Breaking Ground - New Directions in Country Music is a compilation album of Australian contemporary country music. It was produced by John Spence and released in Australia by ABC Records in 1990. It was nominated for a 1991 ARIA Award for Best Country Album. The album inspired two Breaking Ground concerts which featured many of the artists that appeared on the release. The album was nominated for Album of the Year at the 1991 Australasian Country Music Awards.
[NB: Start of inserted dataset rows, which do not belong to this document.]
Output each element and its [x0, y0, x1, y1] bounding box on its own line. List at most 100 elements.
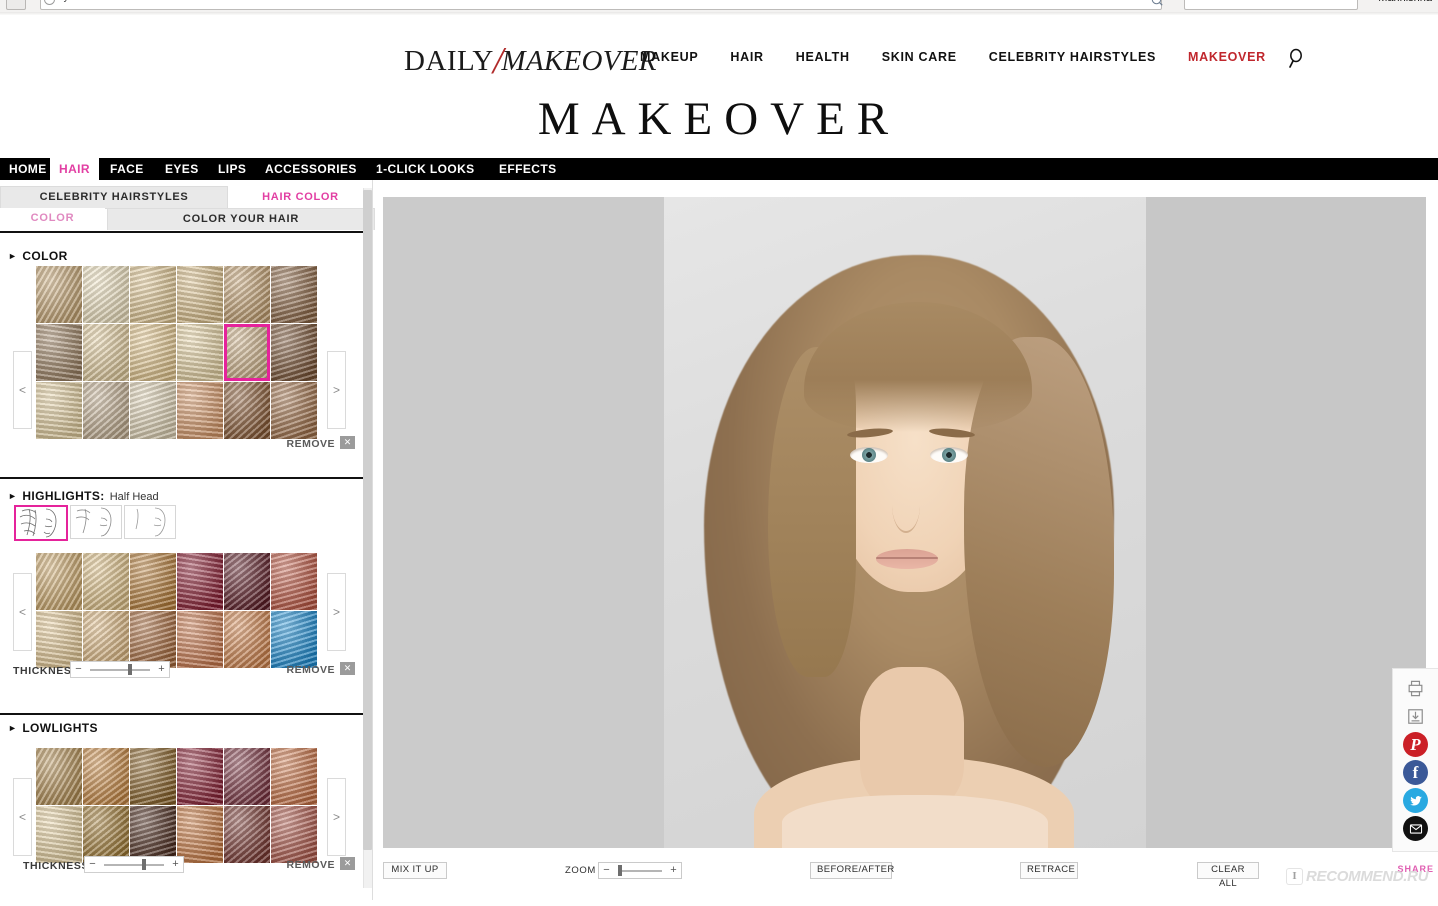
color-next-button[interactable]: >: [327, 351, 346, 429]
save-icon[interactable]: [1403, 704, 1428, 729]
swatch[interactable]: [83, 611, 129, 668]
lowlights-prev-button[interactable]: <: [13, 778, 32, 856]
swatch[interactable]: [130, 748, 176, 805]
swatch[interactable]: [177, 806, 223, 863]
disclosure-triangle-icon[interactable]: ►: [8, 491, 17, 501]
topnav-item-makeover[interactable]: MAKEOVER: [1188, 50, 1266, 64]
swatch[interactable]: [271, 748, 317, 805]
swatch[interactable]: [224, 324, 270, 381]
lowlights-remove-button[interactable]: ✕: [340, 857, 355, 870]
swatch[interactable]: [83, 748, 129, 805]
browser-go-icon[interactable]: [1150, 0, 1163, 6]
swatch[interactable]: [177, 266, 223, 323]
tab-hair-color[interactable]: HAIR COLOR: [228, 186, 373, 208]
lowlights-thickness-knob[interactable]: [142, 859, 147, 870]
makeover-nav-eyes[interactable]: EYES: [156, 158, 208, 180]
left-panel-scrollbar-thumb[interactable]: [363, 190, 372, 850]
twitter-icon[interactable]: [1403, 788, 1428, 813]
zoom-slider[interactable]: − +: [598, 862, 682, 879]
disclosure-triangle-icon[interactable]: ►: [8, 251, 17, 261]
browser-back-button[interactable]: [6, 0, 26, 10]
swatch[interactable]: [177, 324, 223, 381]
highlights-thickness-minus[interactable]: −: [71, 663, 86, 676]
swatch[interactable]: [83, 266, 129, 323]
zoom-minus-button[interactable]: −: [599, 864, 614, 877]
swatch[interactable]: [271, 324, 317, 381]
swatch[interactable]: [36, 611, 82, 668]
swatch[interactable]: [271, 553, 317, 610]
swatch[interactable]: [36, 806, 82, 863]
swatch[interactable]: [224, 806, 270, 863]
swatch[interactable]: [177, 748, 223, 805]
swatch[interactable]: [83, 324, 129, 381]
swatch[interactable]: [177, 553, 223, 610]
swatch[interactable]: [130, 266, 176, 323]
swatch[interactable]: [83, 806, 129, 863]
topnav-item-skin-care[interactable]: SKIN CARE: [882, 50, 957, 64]
swatch[interactable]: [224, 611, 270, 668]
retrace-button[interactable]: RETRACE: [1020, 862, 1078, 879]
makeover-nav-1-click-looks[interactable]: 1-CLICK LOOKS: [367, 158, 484, 180]
pinterest-icon[interactable]: P: [1403, 732, 1428, 757]
swatch[interactable]: [271, 382, 317, 439]
makeover-nav-face[interactable]: FACE: [101, 158, 153, 180]
topnav-item-makeup[interactable]: MAKEUP: [640, 50, 698, 64]
zoom-knob[interactable]: [618, 865, 623, 876]
swatch[interactable]: [130, 324, 176, 381]
clear-all-button[interactable]: CLEAR ALL: [1197, 862, 1259, 889]
color-remove-button[interactable]: ✕: [340, 436, 355, 449]
highlights-thickness-plus[interactable]: +: [154, 663, 169, 676]
zoom-plus-button[interactable]: +: [666, 864, 681, 877]
highlights-thickness-slider[interactable]: − +: [70, 661, 170, 678]
lowlights-thickness-track[interactable]: [100, 858, 168, 871]
swatch[interactable]: [130, 382, 176, 439]
highlights-thickness-knob[interactable]: [128, 664, 133, 675]
makeover-nav-lips[interactable]: LIPS: [209, 158, 255, 180]
lowlights-thickness-minus[interactable]: −: [85, 858, 100, 871]
swatch[interactable]: [36, 382, 82, 439]
highlight-pattern-1-icon[interactable]: [14, 505, 68, 541]
zoom-track[interactable]: [614, 864, 666, 877]
topnav-item-celebrity-hairstyles[interactable]: CELEBRITY HAIRSTYLES: [989, 50, 1156, 64]
makeover-nav-home[interactable]: HOME: [0, 158, 56, 180]
swatch[interactable]: [224, 553, 270, 610]
makeover-nav-accessories[interactable]: ACCESSORIES: [256, 158, 366, 180]
swatch[interactable]: [177, 611, 223, 668]
email-icon[interactable]: [1403, 816, 1428, 841]
highlight-pattern-2-icon[interactable]: [70, 505, 122, 539]
mix-it-up-button[interactable]: MIX IT UP: [383, 862, 447, 879]
swatch[interactable]: [130, 806, 176, 863]
swatch[interactable]: [130, 553, 176, 610]
facebook-icon[interactable]: f: [1403, 760, 1428, 785]
swatch[interactable]: [83, 382, 129, 439]
lowlights-thickness-slider[interactable]: − +: [84, 856, 184, 873]
highlights-prev-button[interactable]: <: [13, 573, 32, 651]
print-icon[interactable]: [1403, 676, 1428, 701]
swatch[interactable]: [224, 382, 270, 439]
disclosure-triangle-icon[interactable]: ►: [8, 723, 17, 733]
highlights-next-button[interactable]: >: [327, 573, 346, 651]
before-after-button[interactable]: BEFORE/AFTER: [810, 862, 894, 879]
lowlights-next-button[interactable]: >: [327, 778, 346, 856]
tab-celebrity-hairstyles[interactable]: CELEBRITY HAIRSTYLES: [0, 186, 228, 209]
topnav-item-health[interactable]: HEALTH: [796, 50, 850, 64]
swatch[interactable]: [271, 611, 317, 668]
site-logo[interactable]: DAILY/MAKEOVER: [404, 36, 657, 82]
highlight-pattern-3-icon[interactable]: [124, 505, 176, 539]
swatch[interactable]: [224, 748, 270, 805]
topnav-item-hair[interactable]: HAIR: [730, 50, 763, 64]
lowlights-thickness-plus[interactable]: +: [168, 858, 183, 871]
search-icon[interactable]: [1285, 46, 1309, 70]
swatch[interactable]: [36, 266, 82, 323]
swatch[interactable]: [36, 553, 82, 610]
makeover-nav-effects[interactable]: EFFECTS: [490, 158, 565, 180]
color-prev-button[interactable]: <: [13, 351, 32, 429]
tab-color-your-hair[interactable]: COLOR YOUR HAIR: [107, 208, 375, 230]
makeover-canvas[interactable]: [383, 197, 1426, 848]
swatch[interactable]: [130, 611, 176, 668]
swatch[interactable]: [83, 553, 129, 610]
swatch[interactable]: [177, 382, 223, 439]
highlights-remove-button[interactable]: ✕: [340, 662, 355, 675]
makeover-nav-hair[interactable]: HAIR: [50, 158, 99, 180]
swatch[interactable]: [36, 324, 82, 381]
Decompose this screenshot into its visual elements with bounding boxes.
Anne Kirkpatrick's contribution saw her nominated for Female Vocalist of the Year at the same awards.

Singles
The album's last track "Wait For The Light To Shine" was released as a single backed by "Up On The Mountain (instrumental)

Awards

Track listing

 Until the next big dry - James Blundell
 Prodigal son  - The Kanes
 There's a light on  - Keith Urban
 Till you love me again - Anne Kirkpatrick
 Loosen my necktie  - The Danglin' Bros
 Up on the mountain  - The Breaking Ground Band
 How come  - Blue Healers
 Time will tell  - The Happening Thang
 It makes no difference  - Jenine Vaughan
 Lonesome, lonely & alone  - Mary-Jo Starr
 Country man - Fargone Beauties
 Wait for the light to shine - Various
The final track on the album was performed by all of the artists that appear on the earlier tracks.